FC2ブログ

油彩画コレクション・人物編~鴨居玲を中心に/はつかいち美術ギャラリー



 広島市の隣(路面電車で30分くらい)で、宮島も入ってる廿日市市。おカネも持ってる(競艇場もあるなー)んでしょう、市役所の中にギャラリーもあります。



 
 で、同市にある建材メーカーさんの自前美術館からちょいちょい借りてきて開催の展示に行ってきました。そういうわけかも知らんけど、えらい安いなー、300円。
 
 以前、東京で初めて見た鴨井玲さんの絵が近くの町でたった300円で見られるなんて。ありがとう宮島、ありがとう宮島競艇。
 


  鴨井玲さんって、見るまで全然知らなかったのですが、暗くて重い印象の絵がとても多くて。人からの干渉を好まず、生涯独身で自死。テレビで生前のインタビューを見ましたが、自分が俗物であることを何度も話されてました。
 
 浄化かはわかりませんが、そうした自分の美しくはない部分(それは誰もが持っていて、特段この人が恥じることもないように思うのですが)をひたすら苦悩とともに描いているように思えます。
 
 実際、ほとんどが自画像みたいな人物で。大変な美男なのですが、禿げあがってたり口開いたままとかの顔になってて。
 

 
 「サイコロ」という作品。既に目は決まってるはずなのに、誰も開けようとしない図です。バクチに参加しながら、結論が怖い、見たくないのでしょうか。我々の日々なのかも。
 

 
 「蜘蛛の糸」。文芸作品でおなじみの話ですが、何度も取り上げているんですね。血の池地獄は果て無く拡がっていそうで、カンダタも亡者も全員画家の顔。どんだけ救いがないのやら。
 
 ダークな雰囲気が多いのですが、髪の毛とかの銀色の繊細な表現がひきたちます。
 


 
 小さなギャラリーは全部で3部屋ですが、今回は2部屋。鴨井玲さん以外で1部屋です。

 


 宮本三郎さんの「赤い敷物」。ドキドキしますね、扇情的で。って、扇情って感じる私の教養が貧しいような気もしますが。
 
 
 


 土井原崇浩さんという方、初めて知ったのですが、大変に精緻で写真みたい。展示してあった絵の画像はなかったので、こちらは別のものですが、絵の具の特許持ってるんですね、この方。着物の柄なんて、ホントに刺繍してあるみたいな質感でした。その絵具のおかげか。
 




 大家・藤島武二さんの「女の顔」。広島ホームテレビの串山アナに似てるような気もしますが、気のせいでしょう。
 



 照沼彌彦さん。もちろん知りませんでしたが。展示してあった作品の画像はありませんでしたが、写真より写真みたいな不思議な絵でした。10代の女性が少し視線をずらして座っているのですが、動いて言葉を発しそうな感じがするような生々しさで。写真でも絵でもない、なんちゅうか本当に人がいるみたいな不思議な絵でした。

 


 有名な方だそうですが初めて知った中山忠彦さん。何が有名かって、この絵(展示とは違う)もそうなのですが「奥さんにヨーロッパのアンティークドレス&本物の装飾品を纏ってもらっての絵」をひたすら描き続けているそうで。

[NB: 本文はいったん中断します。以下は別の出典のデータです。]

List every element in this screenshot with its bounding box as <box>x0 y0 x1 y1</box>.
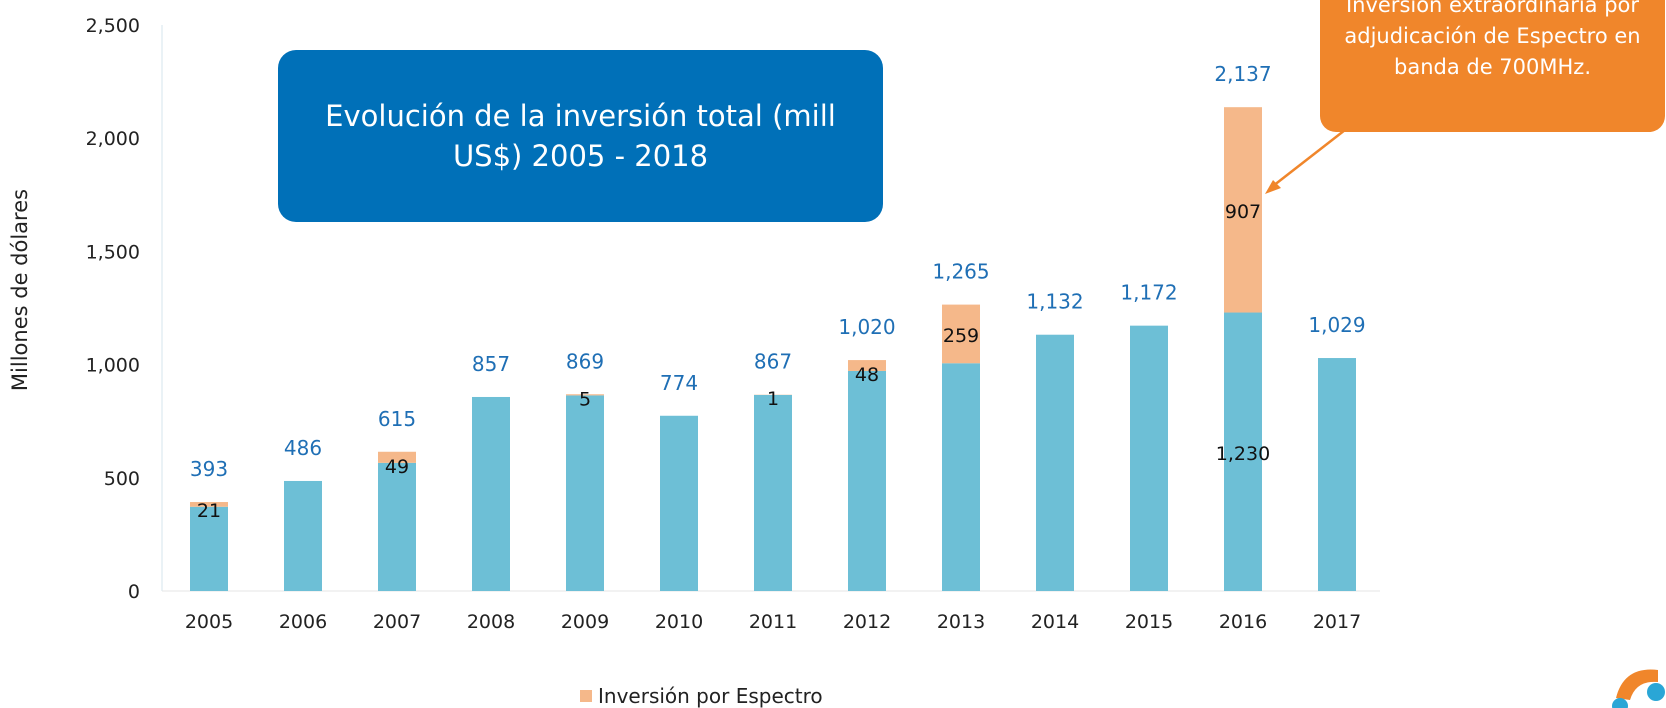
y-tick-label: 2,500 <box>86 15 140 37</box>
y-tick-label: 500 <box>104 468 140 490</box>
bar-spectrum <box>566 394 604 396</box>
y-tick-label: 0 <box>128 581 140 603</box>
legend-label-spectrum: Inversión por Espectro <box>598 684 823 708</box>
spectrum-value-label: 48 <box>855 364 879 386</box>
total-value-label: 867 <box>754 350 792 374</box>
x-tick-label: 2015 <box>1125 611 1173 633</box>
x-tick-label: 2012 <box>843 611 891 633</box>
base-value-label: 1,230 <box>1216 443 1270 465</box>
callout-text: Inversión extraordinaria por adjudicació… <box>1344 0 1641 79</box>
total-value-label: 2,137 <box>1214 62 1271 86</box>
total-value-label: 1,172 <box>1120 281 1177 305</box>
bar-spectrum <box>378 451 416 463</box>
bar-base <box>284 480 322 591</box>
chart-title: Evolución de la inversión total (mill US… <box>325 99 836 173</box>
spectrum-callout: Inversión extraordinaria por adjudicació… <box>1320 0 1665 132</box>
bar-base <box>660 415 698 591</box>
callout-arrow-line <box>1272 129 1346 187</box>
spectrum-value-label: 259 <box>943 325 979 347</box>
bar-base <box>1130 325 1168 591</box>
bar-base <box>848 370 886 591</box>
x-tick-label: 2014 <box>1031 611 1079 633</box>
total-value-label: 1,020 <box>838 315 895 339</box>
x-tick-label: 2009 <box>561 611 609 633</box>
total-value-label: 774 <box>660 371 698 395</box>
bar-spectrum <box>190 502 228 507</box>
total-value-label: 393 <box>190 457 228 481</box>
total-value-label: 615 <box>378 407 416 431</box>
bar-base <box>472 396 510 591</box>
bar-base <box>1224 312 1262 591</box>
x-tick-label: 2007 <box>373 611 421 633</box>
bar-spectrum <box>1224 107 1262 313</box>
spectrum-value-label: 1 <box>767 388 779 410</box>
chart-title-box: Evolución de la inversión total (mill US… <box>278 50 883 222</box>
spectrum-value-label: 907 <box>1225 201 1261 223</box>
total-value-label: 869 <box>566 349 604 373</box>
bar-base <box>566 395 604 591</box>
x-tick-label: 2013 <box>937 611 985 633</box>
spectrum-value-label: 5 <box>579 388 591 410</box>
legend-swatch-spectrum <box>580 690 592 702</box>
bar-spectrum <box>848 360 886 371</box>
bar-base <box>190 506 228 591</box>
x-tick-label: 2011 <box>749 611 797 633</box>
total-value-label: 1,265 <box>932 260 989 284</box>
x-tick-label: 2010 <box>655 611 703 633</box>
bar-base <box>1318 358 1356 591</box>
x-tick-label: 2017 <box>1313 611 1361 633</box>
total-value-label: 857 <box>472 352 510 376</box>
bar-spectrum <box>942 304 980 364</box>
y-tick-label: 1,000 <box>86 355 140 377</box>
bar-base <box>378 462 416 591</box>
logo-icon <box>1612 669 1665 708</box>
total-value-label: 486 <box>284 436 322 460</box>
total-value-label: 1,029 <box>1308 313 1365 337</box>
y-tick-label: 1,500 <box>86 241 140 263</box>
bar-base <box>942 363 980 591</box>
y-tick-label: 2,000 <box>86 128 140 150</box>
x-tick-label: 2008 <box>467 611 515 633</box>
bar-base <box>1036 334 1074 591</box>
x-tick-label: 2005 <box>185 611 233 633</box>
total-value-label: 1,132 <box>1026 290 1083 314</box>
legend: Inversión por Espectro <box>580 684 823 708</box>
x-tick-label: 2006 <box>279 611 327 633</box>
spectrum-value-label: 21 <box>197 500 221 522</box>
y-axis-label: Millones de dólares <box>8 188 32 392</box>
spectrum-value-label: 49 <box>385 456 409 478</box>
x-tick-label: 2016 <box>1219 611 1267 633</box>
callout-arrow-head <box>1265 180 1281 194</box>
bar-base <box>754 394 792 591</box>
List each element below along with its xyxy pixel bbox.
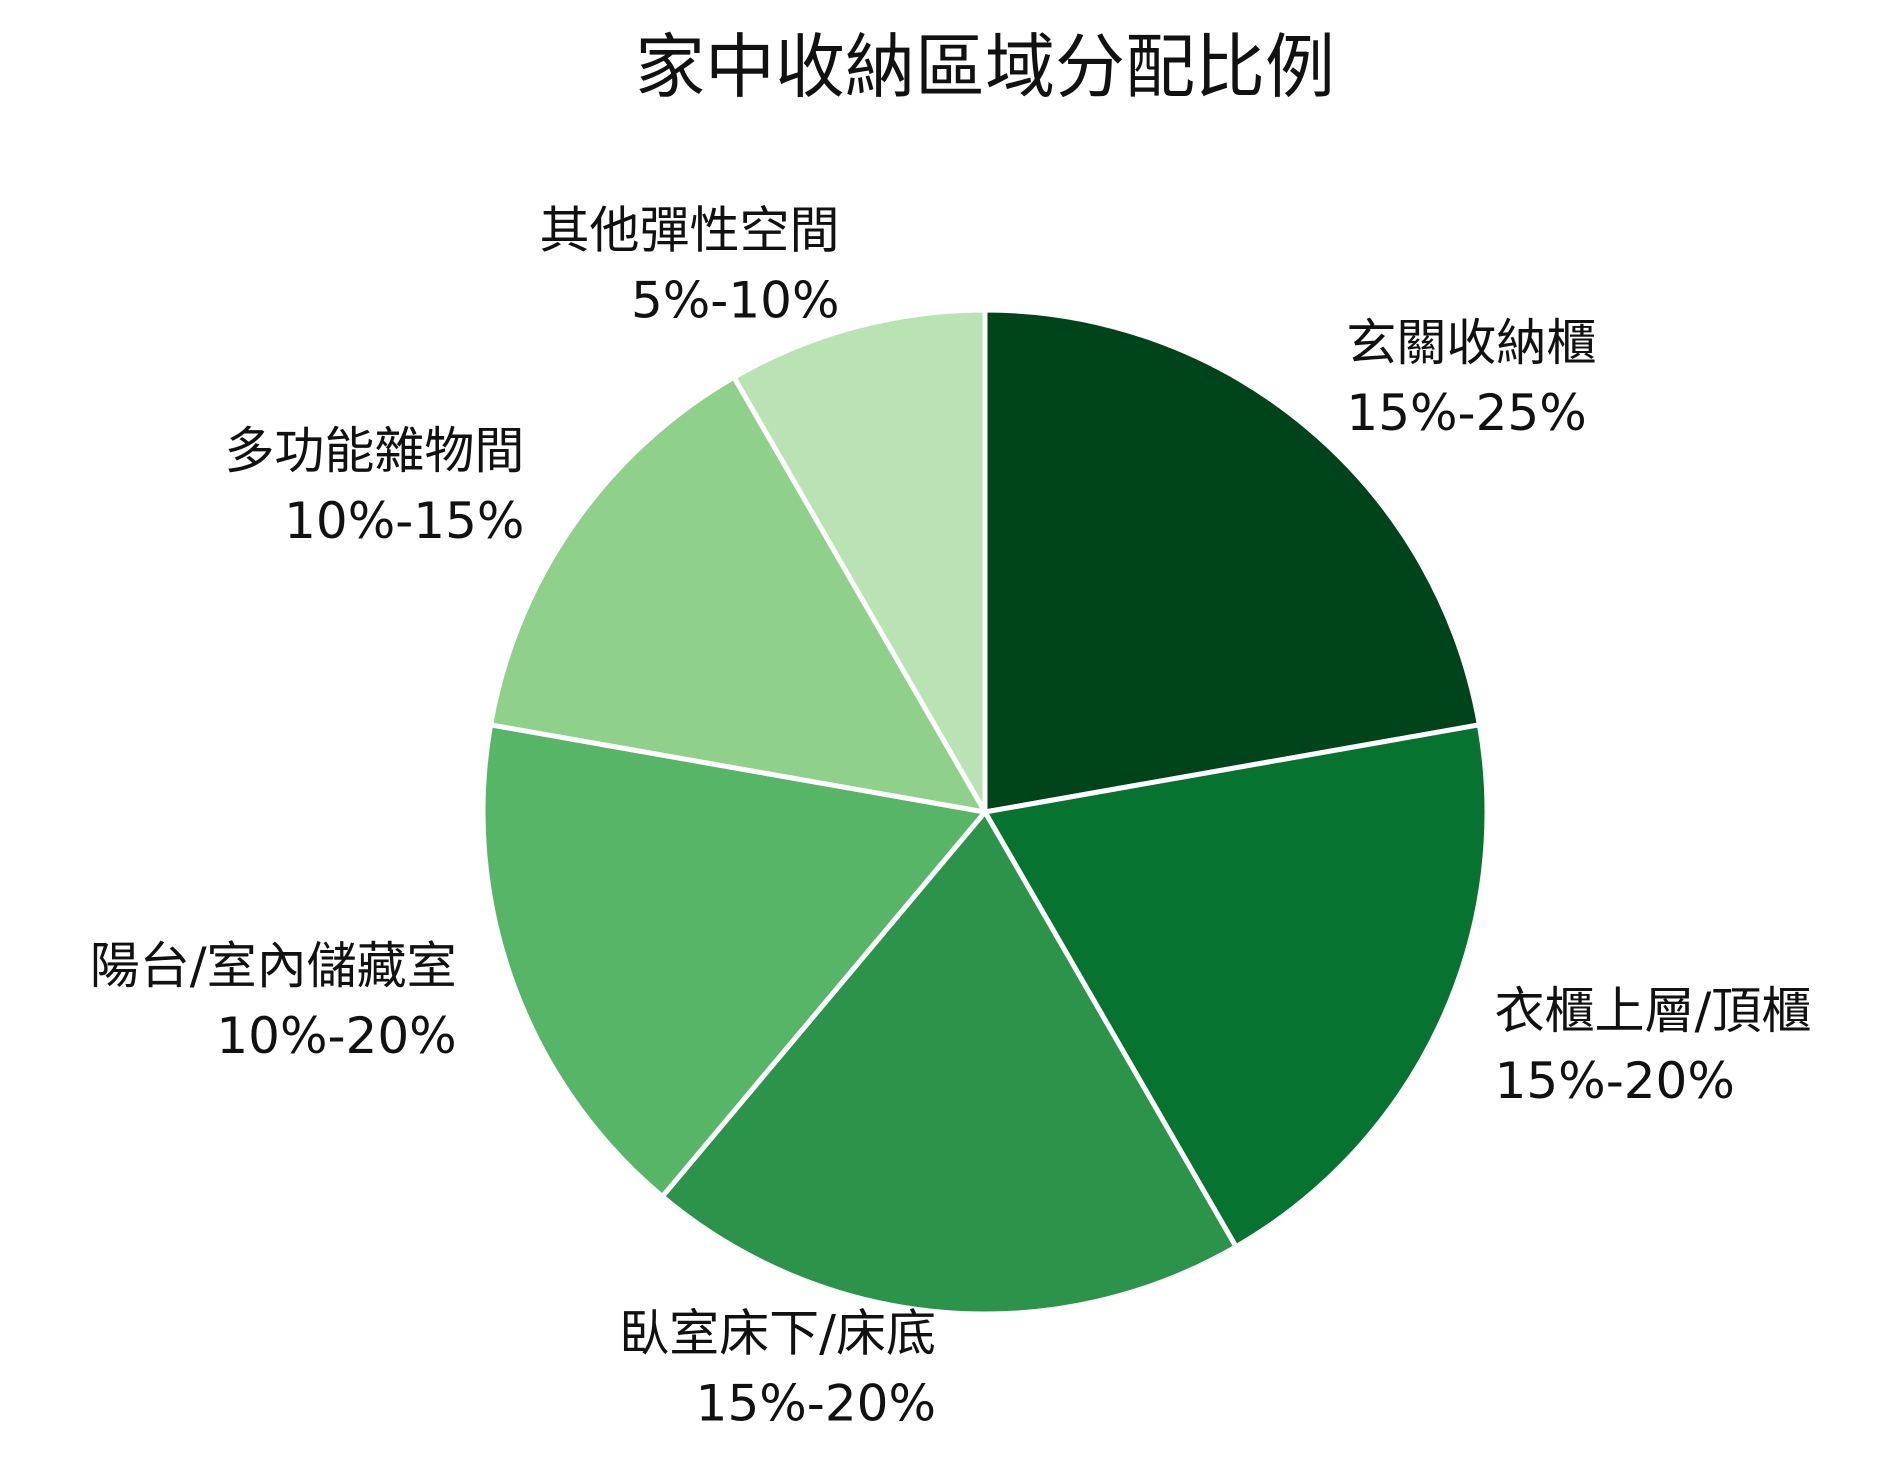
slice-label: 衣櫃上層/頂櫃 [1495,982,1812,1040]
pie-slice [731,307,988,815]
slice-label: 其他彈性空間 [539,201,839,259]
slice-value-label: 5%-10% [631,271,840,329]
slice-value-label: 10%-20% [216,1007,456,1065]
pie-slice [982,307,1482,815]
slice-label: 多功能雜物間 [224,422,524,480]
slice-value-label: 15%-20% [696,1375,936,1433]
slice-label: 臥室床下/床底 [619,1305,936,1363]
pie-slice [982,722,1490,1250]
slice-label: 玄關收納櫃 [1346,314,1596,372]
slice-label: 陽台/室內儲藏室 [90,937,457,995]
slice-value-label: 10%-15% [284,492,524,550]
pie-slice [480,722,988,1200]
pie-slice [659,809,1239,1317]
slice-value-label: 15%-20% [1495,1052,1735,1110]
chart-title: 家中收納區域分配比例 [635,26,1335,108]
pie-slice [488,374,988,815]
slice-value-label: 15%-25% [1346,384,1586,442]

 しかも奥さん、大変な美女です。画家さんですからモデルさんには事欠かないと思うのですが、この方にとって一番のモデルが奥さんなのでしょう。今でもそうだとのことで。


 
 美女には違いないですが、当然それだけではないんでしょうねー。アンティークドレスってオーダーメイドだそうなので、他人に誂えてモノを着こなす自体大変そうですが。なんでも、ごく初期に模造品のアクセサリを使ったら画商さんから一発で見抜かれたそうです。以後、すべて本物を使うようになったとのことなのですが、そういうレベルで描いてる絵のモデルを長年務めるって、どんなんや。
 
 
 鴨井玲さんを見に行きましたが、また知らなかったことに触れられました。
 
 
 これで300円。もういいか、値段の話は。
関連記事
スポンサーサイト



コメント

非公開コメント

No title

見応えありますねー!
確かに安い♪
まず沢山のひとに本物を見て欲しいということなのでしょうね。
それとも「買いませんか?」って声をかけられ、出られなくなっちゃうのでしょうか?(笑)

No title

はのはのさん、こんにちは。コメントありがとうございます。

ホント安いのでびっくりしました。往復の電車賃より安かったりして、申し訳ないような。鴨井玲さんって、ホントにシリアスなものが多くて、見てて息苦しいほど。

これが300円・・・。いや、値段から離れろ、オレ。